In 1755 Taylor was in trade as a silversmith at Cecil Street, Strand.
By the by, the proceedings of this Mr. Taylor are something mysterious, the length of time that the money is coming from Amsterdam to the army, the payment in light dollars instead of heavy ones ... has some mystery in it which I cannot yet fathom.
Mostyn’s answer was blunt: ‘I don’t think there is quite so much mystery in the affair your Grace mentions, of light ducats, as roguery.’ And on 4 Aug. 1760 Calcraft wrote to Taylor himself: ‘Your getting rich, which makes other people envy you, gives me infinite pleasure.’
Taylor returned to England in 1763 with a large fortune and a bad reputation. James Harris, meeting him over dinner at Lord Shelburne’s, heard him hold forth at length about the war in Germany:
Many facts he related, and had an openness in his manner and a freedom of speech, which had carried more conviction, had he not overpraised himself, and had not the idea of £400,000 got in four years been perpetually present to my mind’s eye as he talked.
Taylor now settled down to enjoy his wealth. He purchased the estate of Burcott, near his native city of Wells, and in 1764 another estate at Purbrook, near Portsmouth, where he began to build ‘an elegant mansion’, improving the site ‘at enormous expense’.
On 4 June 1765 Lord Ilchester told Lord Holland that Taylor was ‘very angry’ that William Hussey had been brought in for St. Germans, claiming that he had been promised ‘the first vacancy in a court borough’.
’Tis a speech very like one where you say ‘’Tis a most shameful outrage to bring Mr. Child or any one to oppose me here’ ... Don’t say such things as these, which are very liable to ridicule at least ... Lord Pembroke has been opposed at Wilton, the Duke of Bridgwater at Brackley by strangers ... But ‘tis a shameful outrage to oppose Mr. Taylor at Wells! No, Peter, but ‘tis what I hope to God they won’t succeed in.

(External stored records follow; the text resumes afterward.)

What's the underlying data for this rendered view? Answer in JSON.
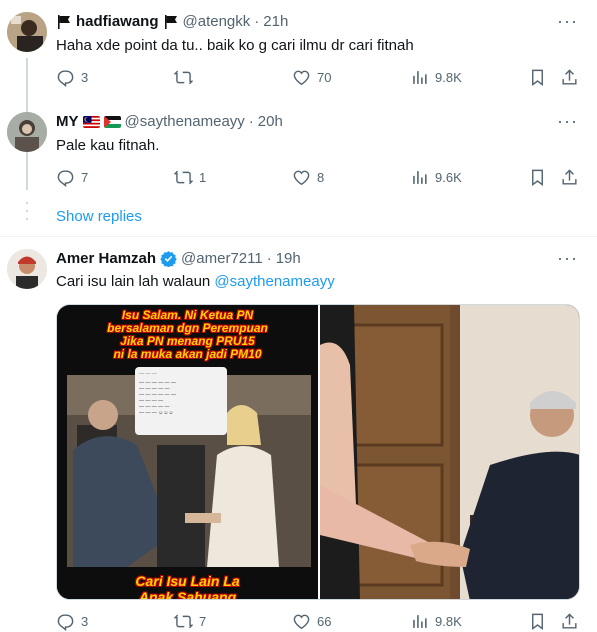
{
  "tweets": [
    {
      "name": "hadfiawang",
      "name_prefix_icon": "black-flag-icon",
      "name_suffix_icon": "black-flag-icon",
      "handle": "@atengkk",
      "separator": "·",
      "time": "21h",
      "text": "Haha xde point da tu.. baik ko g cari ilmu dr cari fitnah",
      "replies": "3",
      "retweets": "",
      "likes": "70",
      "views": "9.8K"
    },
    {
      "name": "MY",
      "name_flags": [
        "malaysia-flag-icon",
        "palestine-flag-icon"
      ],
      "handle": "@saythenameayy",
      "separator": "·",
      "time": "20h",
      "text": "Pale kau fitnah.",
      "replies": "7",
      "retweets": "1",
      "likes": "8",
      "views": "9.6K"
    },
    {
      "name": "Amer Hamzah",
      "verified_icon": "verified-badge-icon",
      "handle": "@amer7211",
      "separator": "·",
      "time": "19h",
      "text": "Cari isu lain lah walaun ",
      "mention": "@saythenameayy",
      "replies": "3",
      "retweets": "7",
      "likes": "66",
      "views": "9.8K",
      "image_caption_top": [
        "Isu Salam. Ni Ketua PN",
        "bersalaman dgn Perempuan",
        "Jika PN menang PRU15",
        "ni la muka akan jadi PM10"
      ],
      "image_caption_bottom": [
        "Cari Isu Lain La",
        "Anak Sahuang"
      ]
    }
  ],
  "show_replies": "Show replies",
  "colors": {
    "link": "#1d9bf0",
    "secondary": "#536471",
    "thread_line": "#cfd9de",
    "divider": "#eff3f4",
    "verified": "#1d9bf0"
  }
}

The following month, Digby wrote to Holland:
Taylor’s conduct is to me incomprehensible ... his enemies say he gets drunk once a day and his son twice. This is I suppose an exaggeration, but I believe he keeps himself heated with liquor ... He lays such a prodigious stress upon his being a native of Wells as to think it an unheard of thing to be opposed by one who is no native.

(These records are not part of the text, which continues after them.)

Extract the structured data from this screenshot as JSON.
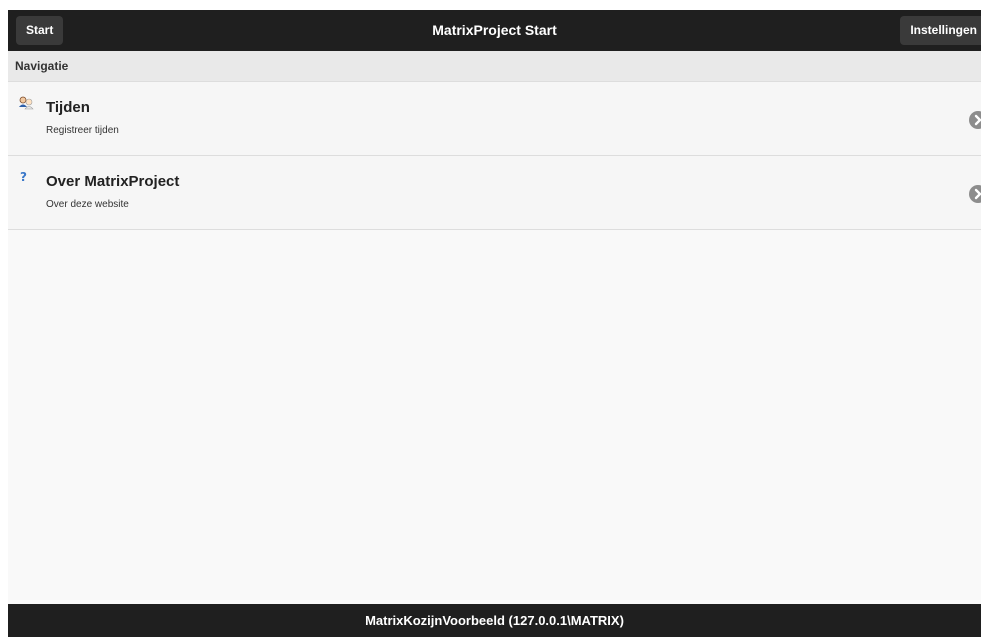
{
  "header": {
    "start_label": "Start",
    "title": "MatrixProject Start",
    "settings_label": "Instellingen"
  },
  "navigation": {
    "divider_label": "Navigatie",
    "items": [
      {
        "title": "Tijden",
        "description": "Registreer tijden",
        "icon": "users-icon"
      },
      {
        "title": "Over MatrixProject",
        "description": "Over deze website",
        "icon": "question-icon"
      }
    ]
  },
  "footer": {
    "text": "MatrixKozijnVoorbeeld (127.0.0.1\\MATRIX)"
  },
  "colors": {
    "header_bg": "#1f1f1f",
    "button_bg": "#3a3a3a",
    "divider_bg": "#e9e9e9",
    "list_bg": "#f6f6f6",
    "chevron": "#8d8d8d"
  }
}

Events led to a complete breach between Taylor and his former patron, Holland, who wrote, 31 Oct., demanding that Taylor should publish the letters which had passed between them:
They will show that you do not understand English, that you have no truth, that you have no gratitude, that you are all that I have heard you called and would not believe, but now I must.
When the election came on, Taylor’s party was able to gain possession of the writ, since Taylor’s son was sheriff of the county. Rival polls were held and Taylor returned. The House unseated him, 15 Jan. 1766, and his petition was rejected. He stood again for Wells in 1768, but his opponents had taken advantage of the interval to create a large number of honorary freemen, and he was defeated after another expensive contest.

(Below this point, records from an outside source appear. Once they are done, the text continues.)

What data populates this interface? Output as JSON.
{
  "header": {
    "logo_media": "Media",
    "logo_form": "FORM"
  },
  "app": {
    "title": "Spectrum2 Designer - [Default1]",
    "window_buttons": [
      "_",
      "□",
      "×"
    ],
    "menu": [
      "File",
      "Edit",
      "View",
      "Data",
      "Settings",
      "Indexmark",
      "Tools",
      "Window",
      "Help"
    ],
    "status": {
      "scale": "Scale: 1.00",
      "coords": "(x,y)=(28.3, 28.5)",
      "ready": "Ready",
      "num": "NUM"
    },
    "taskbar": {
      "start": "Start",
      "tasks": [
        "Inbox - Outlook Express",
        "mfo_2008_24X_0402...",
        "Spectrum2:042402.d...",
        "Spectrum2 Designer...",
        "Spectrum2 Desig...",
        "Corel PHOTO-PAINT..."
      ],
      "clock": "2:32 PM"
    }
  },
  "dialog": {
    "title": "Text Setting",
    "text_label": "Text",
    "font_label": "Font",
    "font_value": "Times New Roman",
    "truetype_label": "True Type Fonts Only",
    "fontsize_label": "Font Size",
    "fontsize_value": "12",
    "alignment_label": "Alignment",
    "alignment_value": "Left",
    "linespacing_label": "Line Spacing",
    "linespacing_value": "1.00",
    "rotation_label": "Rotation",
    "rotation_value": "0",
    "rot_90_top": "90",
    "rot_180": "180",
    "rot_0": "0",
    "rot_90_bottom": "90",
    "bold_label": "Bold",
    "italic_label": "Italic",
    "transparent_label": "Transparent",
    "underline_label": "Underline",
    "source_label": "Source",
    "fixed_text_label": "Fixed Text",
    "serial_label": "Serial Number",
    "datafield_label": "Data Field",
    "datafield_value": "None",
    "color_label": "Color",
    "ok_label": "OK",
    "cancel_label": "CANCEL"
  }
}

When a vacancy occurred at Portsmouth in March 1774, Taylor gained the support of Administration and declared himself a candidate. He was opposed by J. Iremonger, but defeated him on 29 Mar. 1774, and again at the general election.
Taylor’s ambition was to be in Parliament, rather than to do anything there, and there is no record of his having spoken. He died 3 Nov. 1777.